Living for Our Children After They Are Gone


As mother’s we live for our children and we do everything for them and sometimes that even means doing to much they never learn to do for themselves. I have been guilty at times of doing too much and forgetting one basic important principle in life and that is to allow my children to make mistakes so that they can learn, grow and be able to care for themselves. I believe my daughter is the wonderful women she is today because I allowed her to go off to college and gain independence. I believe my youngest is perfectly capable of doing so much for himself because I sat back after I taught him and allowed him to do things for himself when needed. However, what can we do for the child that is gone? The child we were teaching, loving and caring for and now they are no longer here? The first Christmas without my son I was buying huge candy canes, lights and ornaments in a store to decorate his gravesite when suddenly I felt dizzy and out of breath. I believe I was having a full blown anxiety attack because I realized at that moment I can’t buy my son anything anymore. I can’t shop for him or cleanup for him or hug him, take him to school or watch him play ball anymore. I realized that all I had left was shopping for gravesite décor for the rest of my life and the over whelming thought and feelings brought me to my knees.

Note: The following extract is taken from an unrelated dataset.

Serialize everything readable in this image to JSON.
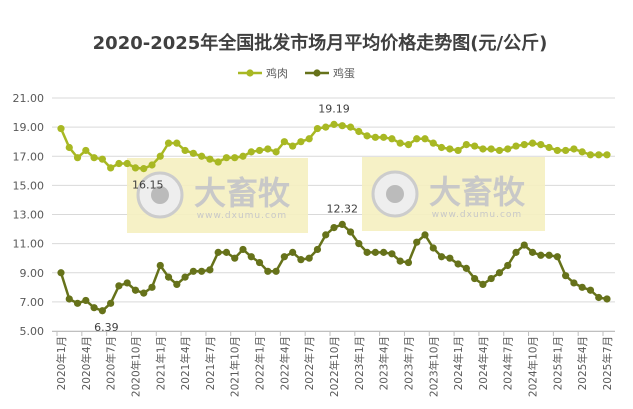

On my knees I prayed right then that God show me a purposed and show me some way to live with only his memory and use me to help others for him. God uses us and reveals to us in his perfect timing not ours. Everyone knows that no one grieves in the same way or at the same pace after the loss of your child. The steps of grief are like hurdles on a track so no matter where you are in your grief journey, always remember someone out there knows exactly how you feel, has made it through every hurdle and can help you. Living for our child after they die takes strength and perseverance. Depending on how your child passed you may choose to lobby for better laws, join a committee or research program, raise funds to find a cure, start your own group or chapter in the cause you feel strong about in your child’s name, start an awareness website or create a scholarship so that another teenager may have an educational gift in their memory as we did for my son. Whatever you decide to do, know that it will be with hard work but also may help you through your pain and struggles of living without them.

I believe in order to be a good advocate or voice for your child you must recognize your stage of grief and your specific feelings and acknowledge your pain is normal. Pay attention to your daily thoughts and accept both the positive and the negative. You must believe in your strength and know you have a new normal life that you have to live. Participate in whatever exercise or activity that brings you peace if at all possible, get moving and get going. Your child can live on in memory and spirit through you with whatever you decide to do. Your child would not want you depressed and in tears every day. If you have other children then you’re obligated to be a mother to them. I had a girlfriend tell me onetime in my deepest darkest hour that my other children deserved the same wonderful caring mother as my son had. That really struck a chord in me and although my grief journey and struggles and will be until the day I die, I know my son is proud of me and I couldn’t and wouldn’t want to live without his approval over my life.

I wake up every day asking God for strength and allow me to touch someone in need. If you reach out and bless another, your heart will begin to heal and you will be able to look at your child’s picture on day and know you have made them so very proud.